Point Austin: They Toll for Thee
Behind the toll battle is a long and bumpy road to the same old place
That was the unacknowledged but discomfiting subtext of Monday's Capital Area Metropolitan Planning Organization meeting, although the headline items concerned the rejection of Austin City Council Member Brewster McCracken's proposal for an independent study of the plan, and the Austin Toll Party's "major" announcement that it has narrowed its recall target to Mayor Wynn, dropping (or attempting to drop) McCracken and colleague Danny Thomas from its petition campaign. The Toll Partiers, who had promised a "Valentine's Day Massacre," were pretty much reduced to random insults of the CAMPO board members and intermittent stomping in disapproval on the ceiling of the Thompson Center meeting room. It would appear that the board, with its earlier approval of minor changes to the plan (mostly along MoPac), has retreated as far as it intends to McCracken's proposal, though supported by most of the city's representatives (now including the mayor), was easily defeated (14-8) by the votes of those representing primarily the surrounding suburbs.
Wynn's switch was effectively negated by the mirror defection from the anti-toll forces of Travis Co. Commissioner Gerald Daugherty, who said the prospect of further delay and therefore possible funding problems (predicted by TxDOT engineer Bob Daigh) had persuaded him to vote against McCracken's study. So despite all the noisy weeks of fuss, the CAMPO forces are visibly arrayed in a mostly standard pattern a small group of Austin liberals (supplemented by anti-tax GOP renegades Terry Keel and Todd Baxter) holding out valiantly, and in vain, against the concrete tsunami.

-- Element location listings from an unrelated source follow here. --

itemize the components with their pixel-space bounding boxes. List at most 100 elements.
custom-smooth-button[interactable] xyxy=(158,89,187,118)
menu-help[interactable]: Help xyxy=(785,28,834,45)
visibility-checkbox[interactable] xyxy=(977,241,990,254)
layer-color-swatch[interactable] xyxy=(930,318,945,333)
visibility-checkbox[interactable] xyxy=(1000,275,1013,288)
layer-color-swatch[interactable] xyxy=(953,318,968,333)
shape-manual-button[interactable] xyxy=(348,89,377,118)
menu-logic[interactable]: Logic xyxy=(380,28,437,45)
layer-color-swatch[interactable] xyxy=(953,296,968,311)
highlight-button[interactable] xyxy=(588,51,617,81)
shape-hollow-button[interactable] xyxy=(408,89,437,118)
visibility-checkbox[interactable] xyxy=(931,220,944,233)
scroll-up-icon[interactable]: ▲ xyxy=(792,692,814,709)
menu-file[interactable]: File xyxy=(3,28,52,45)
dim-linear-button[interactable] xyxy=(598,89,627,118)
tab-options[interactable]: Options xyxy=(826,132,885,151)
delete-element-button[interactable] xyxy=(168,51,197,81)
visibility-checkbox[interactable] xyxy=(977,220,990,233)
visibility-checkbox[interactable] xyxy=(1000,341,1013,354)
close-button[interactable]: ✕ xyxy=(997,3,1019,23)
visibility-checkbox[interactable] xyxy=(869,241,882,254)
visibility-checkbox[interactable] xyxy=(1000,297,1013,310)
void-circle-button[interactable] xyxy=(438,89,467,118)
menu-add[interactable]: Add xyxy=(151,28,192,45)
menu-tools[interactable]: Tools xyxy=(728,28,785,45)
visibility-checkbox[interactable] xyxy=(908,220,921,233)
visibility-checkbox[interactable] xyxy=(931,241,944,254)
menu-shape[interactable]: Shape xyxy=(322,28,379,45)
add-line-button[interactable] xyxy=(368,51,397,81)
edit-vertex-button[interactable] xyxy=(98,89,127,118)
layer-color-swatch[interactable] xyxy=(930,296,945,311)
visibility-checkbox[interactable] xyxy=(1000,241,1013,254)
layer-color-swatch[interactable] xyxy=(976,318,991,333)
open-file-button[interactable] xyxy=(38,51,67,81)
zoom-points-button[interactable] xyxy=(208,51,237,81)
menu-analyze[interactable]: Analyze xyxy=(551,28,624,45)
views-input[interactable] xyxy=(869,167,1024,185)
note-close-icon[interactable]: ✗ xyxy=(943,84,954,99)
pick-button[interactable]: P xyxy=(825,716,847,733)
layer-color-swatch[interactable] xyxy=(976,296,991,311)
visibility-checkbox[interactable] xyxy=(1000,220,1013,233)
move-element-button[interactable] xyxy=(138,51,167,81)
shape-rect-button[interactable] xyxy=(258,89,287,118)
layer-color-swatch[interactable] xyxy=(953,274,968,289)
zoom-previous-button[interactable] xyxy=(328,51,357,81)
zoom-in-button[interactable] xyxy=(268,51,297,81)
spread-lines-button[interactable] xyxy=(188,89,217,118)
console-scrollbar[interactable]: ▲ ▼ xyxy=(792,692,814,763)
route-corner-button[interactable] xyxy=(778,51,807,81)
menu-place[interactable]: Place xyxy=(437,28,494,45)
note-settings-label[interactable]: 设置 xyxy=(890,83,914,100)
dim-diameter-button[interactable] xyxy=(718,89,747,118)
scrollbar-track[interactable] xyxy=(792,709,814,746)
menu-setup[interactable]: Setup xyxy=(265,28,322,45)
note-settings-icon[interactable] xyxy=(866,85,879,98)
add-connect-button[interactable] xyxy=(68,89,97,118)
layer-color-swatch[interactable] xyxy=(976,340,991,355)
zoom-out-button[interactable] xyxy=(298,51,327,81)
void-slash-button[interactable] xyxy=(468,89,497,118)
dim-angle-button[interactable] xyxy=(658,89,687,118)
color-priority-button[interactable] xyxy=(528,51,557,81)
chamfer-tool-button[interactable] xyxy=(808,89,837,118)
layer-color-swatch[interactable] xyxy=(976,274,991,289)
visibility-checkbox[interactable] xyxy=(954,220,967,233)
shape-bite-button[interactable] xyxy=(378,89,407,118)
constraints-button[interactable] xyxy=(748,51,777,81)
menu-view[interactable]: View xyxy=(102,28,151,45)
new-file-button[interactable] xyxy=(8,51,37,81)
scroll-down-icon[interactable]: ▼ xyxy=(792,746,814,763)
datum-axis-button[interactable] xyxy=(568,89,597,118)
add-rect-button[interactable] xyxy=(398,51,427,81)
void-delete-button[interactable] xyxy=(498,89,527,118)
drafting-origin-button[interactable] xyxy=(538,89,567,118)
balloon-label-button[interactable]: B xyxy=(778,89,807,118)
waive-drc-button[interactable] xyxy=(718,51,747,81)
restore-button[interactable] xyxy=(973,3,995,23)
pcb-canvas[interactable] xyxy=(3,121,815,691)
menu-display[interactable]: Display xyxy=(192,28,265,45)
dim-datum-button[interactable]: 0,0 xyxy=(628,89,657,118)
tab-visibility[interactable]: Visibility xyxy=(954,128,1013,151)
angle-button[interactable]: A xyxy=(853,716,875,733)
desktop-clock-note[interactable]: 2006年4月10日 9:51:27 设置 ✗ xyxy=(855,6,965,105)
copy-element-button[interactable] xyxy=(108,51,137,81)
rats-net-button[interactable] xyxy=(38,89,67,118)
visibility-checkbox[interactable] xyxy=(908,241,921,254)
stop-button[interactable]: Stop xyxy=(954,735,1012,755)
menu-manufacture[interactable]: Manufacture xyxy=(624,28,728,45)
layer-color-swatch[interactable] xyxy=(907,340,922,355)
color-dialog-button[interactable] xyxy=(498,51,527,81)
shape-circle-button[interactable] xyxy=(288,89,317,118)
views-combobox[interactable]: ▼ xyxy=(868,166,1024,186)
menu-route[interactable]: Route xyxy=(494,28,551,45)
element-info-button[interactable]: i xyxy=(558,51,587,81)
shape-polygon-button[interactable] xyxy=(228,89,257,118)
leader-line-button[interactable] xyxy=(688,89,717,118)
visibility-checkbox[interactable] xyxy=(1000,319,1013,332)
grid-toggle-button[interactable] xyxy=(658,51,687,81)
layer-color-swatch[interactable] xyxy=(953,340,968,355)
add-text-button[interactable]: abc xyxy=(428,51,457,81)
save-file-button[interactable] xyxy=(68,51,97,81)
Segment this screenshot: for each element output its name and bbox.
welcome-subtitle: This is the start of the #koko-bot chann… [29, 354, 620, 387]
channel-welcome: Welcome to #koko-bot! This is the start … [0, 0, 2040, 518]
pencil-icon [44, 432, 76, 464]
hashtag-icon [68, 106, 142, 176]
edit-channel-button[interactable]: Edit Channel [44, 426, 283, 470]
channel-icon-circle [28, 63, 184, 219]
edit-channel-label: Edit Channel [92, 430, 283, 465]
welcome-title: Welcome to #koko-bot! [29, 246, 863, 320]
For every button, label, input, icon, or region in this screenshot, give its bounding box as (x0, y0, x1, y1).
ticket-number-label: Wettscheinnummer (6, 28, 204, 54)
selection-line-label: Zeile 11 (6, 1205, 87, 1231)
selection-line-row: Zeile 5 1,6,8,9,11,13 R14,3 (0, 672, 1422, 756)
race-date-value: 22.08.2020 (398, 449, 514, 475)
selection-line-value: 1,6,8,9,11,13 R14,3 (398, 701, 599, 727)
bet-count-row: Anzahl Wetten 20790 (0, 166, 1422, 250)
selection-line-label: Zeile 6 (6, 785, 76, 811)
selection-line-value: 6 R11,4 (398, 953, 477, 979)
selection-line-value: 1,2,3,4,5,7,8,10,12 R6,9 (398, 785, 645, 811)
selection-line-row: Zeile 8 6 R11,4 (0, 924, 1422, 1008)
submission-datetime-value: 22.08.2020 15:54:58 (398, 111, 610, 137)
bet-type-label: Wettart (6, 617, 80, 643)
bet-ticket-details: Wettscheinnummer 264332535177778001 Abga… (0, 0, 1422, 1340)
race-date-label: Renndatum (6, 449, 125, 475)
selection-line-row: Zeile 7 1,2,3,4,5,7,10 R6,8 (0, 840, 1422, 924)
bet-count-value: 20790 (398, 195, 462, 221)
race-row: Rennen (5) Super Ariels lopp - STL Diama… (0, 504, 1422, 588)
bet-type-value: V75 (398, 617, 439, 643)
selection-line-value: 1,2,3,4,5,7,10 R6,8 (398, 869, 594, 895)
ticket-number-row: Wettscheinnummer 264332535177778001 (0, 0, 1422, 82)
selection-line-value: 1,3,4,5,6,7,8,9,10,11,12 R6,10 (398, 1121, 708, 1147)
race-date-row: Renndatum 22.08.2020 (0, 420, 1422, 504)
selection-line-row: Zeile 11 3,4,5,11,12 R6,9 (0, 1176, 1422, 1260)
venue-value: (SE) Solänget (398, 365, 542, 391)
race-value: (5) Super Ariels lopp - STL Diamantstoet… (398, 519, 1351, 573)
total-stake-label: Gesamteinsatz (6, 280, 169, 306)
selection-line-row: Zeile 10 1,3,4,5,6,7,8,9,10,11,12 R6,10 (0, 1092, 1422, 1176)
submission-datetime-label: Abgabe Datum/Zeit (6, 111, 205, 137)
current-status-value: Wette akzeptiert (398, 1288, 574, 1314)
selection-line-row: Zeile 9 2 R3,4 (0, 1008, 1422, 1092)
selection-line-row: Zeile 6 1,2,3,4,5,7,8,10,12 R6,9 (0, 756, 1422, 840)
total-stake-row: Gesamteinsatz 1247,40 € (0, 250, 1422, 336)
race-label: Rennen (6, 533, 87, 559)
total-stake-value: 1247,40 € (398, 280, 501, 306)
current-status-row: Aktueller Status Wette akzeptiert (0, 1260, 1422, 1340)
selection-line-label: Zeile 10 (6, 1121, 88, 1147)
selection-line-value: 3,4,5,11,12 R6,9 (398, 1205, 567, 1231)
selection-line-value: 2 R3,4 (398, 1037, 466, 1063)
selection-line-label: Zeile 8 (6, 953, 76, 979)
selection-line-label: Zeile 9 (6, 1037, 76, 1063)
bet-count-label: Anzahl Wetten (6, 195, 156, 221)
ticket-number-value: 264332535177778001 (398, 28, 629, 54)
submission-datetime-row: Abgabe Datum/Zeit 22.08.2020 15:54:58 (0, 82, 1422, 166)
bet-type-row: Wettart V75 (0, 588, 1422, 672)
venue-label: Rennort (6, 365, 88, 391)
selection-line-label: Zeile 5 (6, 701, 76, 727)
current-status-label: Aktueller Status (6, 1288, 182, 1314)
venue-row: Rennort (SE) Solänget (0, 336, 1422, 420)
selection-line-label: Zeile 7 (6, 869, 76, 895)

The audience, although mostly in opposition, had a very different mix, including both those who would just as soon stop the bulldozers altogether (clearly a minority) and their much louder allies (the Toll Partiers), who see the highways as just dandy but balk at the "double taxation" of the tolls. Throw in the handful convinced by ACTV delusionists that the whole scheme is a sinister diversion concocted by the Dark Forces of the New World Order, and you've got an entire barracks of very strange bedfellows.
Follow the Numbers
But all this was light entertainment compared to the bureaucratic but somber justification of the entire CAMPO plan by Executive Director Michael Aulick. Aulick delivered a rapid-fire summary of the 2030 Mobility Plan, under consideration in a series of meetings culminating in a public hearing scheduled for March 14. The toll plan, he emphasized, is simply an alternative funding mechanism created "in response to changing funding conditions at the state" (that is, the Lege won't raise taxes), but the CAMPO highway plan itself is based on demographic projections that the Central Texas region will double in population to 2.75 million people by 2030. Aulick called that a "conservative" estimate, in the middle of a range that goes as high as 3.25 million.
Faced with that prospect, Aulick insisted, the assembled officials had little choice but to endorse as aggressive a highway program as possible. And even granting the approval of that "mobility" plan (which seems inevitable), he acknowledged that the rate of increasing traffic congestion (from suburbs to city and back again, which is all we're really talking about) would only be slowed, not actually reduced. Unless the demographers are completely wrong (unlikely the area population has in fact doubled every 20 years for a century), that means that the car-dependent constituency already demanding more and more roads is only going to grow apace, and will be loudly demanding to know why, back in 2005, they didn't build more and more roads.
The Möbius Highway
It's almost enough to make one hope that the critics grimly predicting the moment of "peak oil" and skyrocketing gas prices are more right than wrong, and economic realities will save us from ourselves. But that's a Hobson's choice at best, since the people who will pay the most for the consequences of our poor planning are inevitably those who can least afford it (i.e., most of us). At one point, in response to a shouted demand that the entire plan be rejected, Aulick asked rhetorically, "And then how do we respond to that population increase?" "Close the borders!" came the instantaneous answer, in a moment that exemplified the simultaneous self-absorption and ignorance of much of the opposition to the tolls, as an isolated issue. Gimme what's mine, and then shut the door and it must be those aliens (and he didn't mean Californians or snowbirds) that are ruining this eight-lane, sylvan paradise.
So I didn't envy those guys on the dais, even the worst of them, although it was easy to share the perplexity of Brewster McCracken as he asked the TxDOT experts to explain why the numbers keep changing. The experts explained patiently that the numbers keep changing because the numbers keep changing they keep getting bigger, and we have to keep doing what we've always been doing, and pouring more concrete for even more sprawling developments that require even more concrete, because we've always been doing it.
And if you don't like it, well there's always the highway.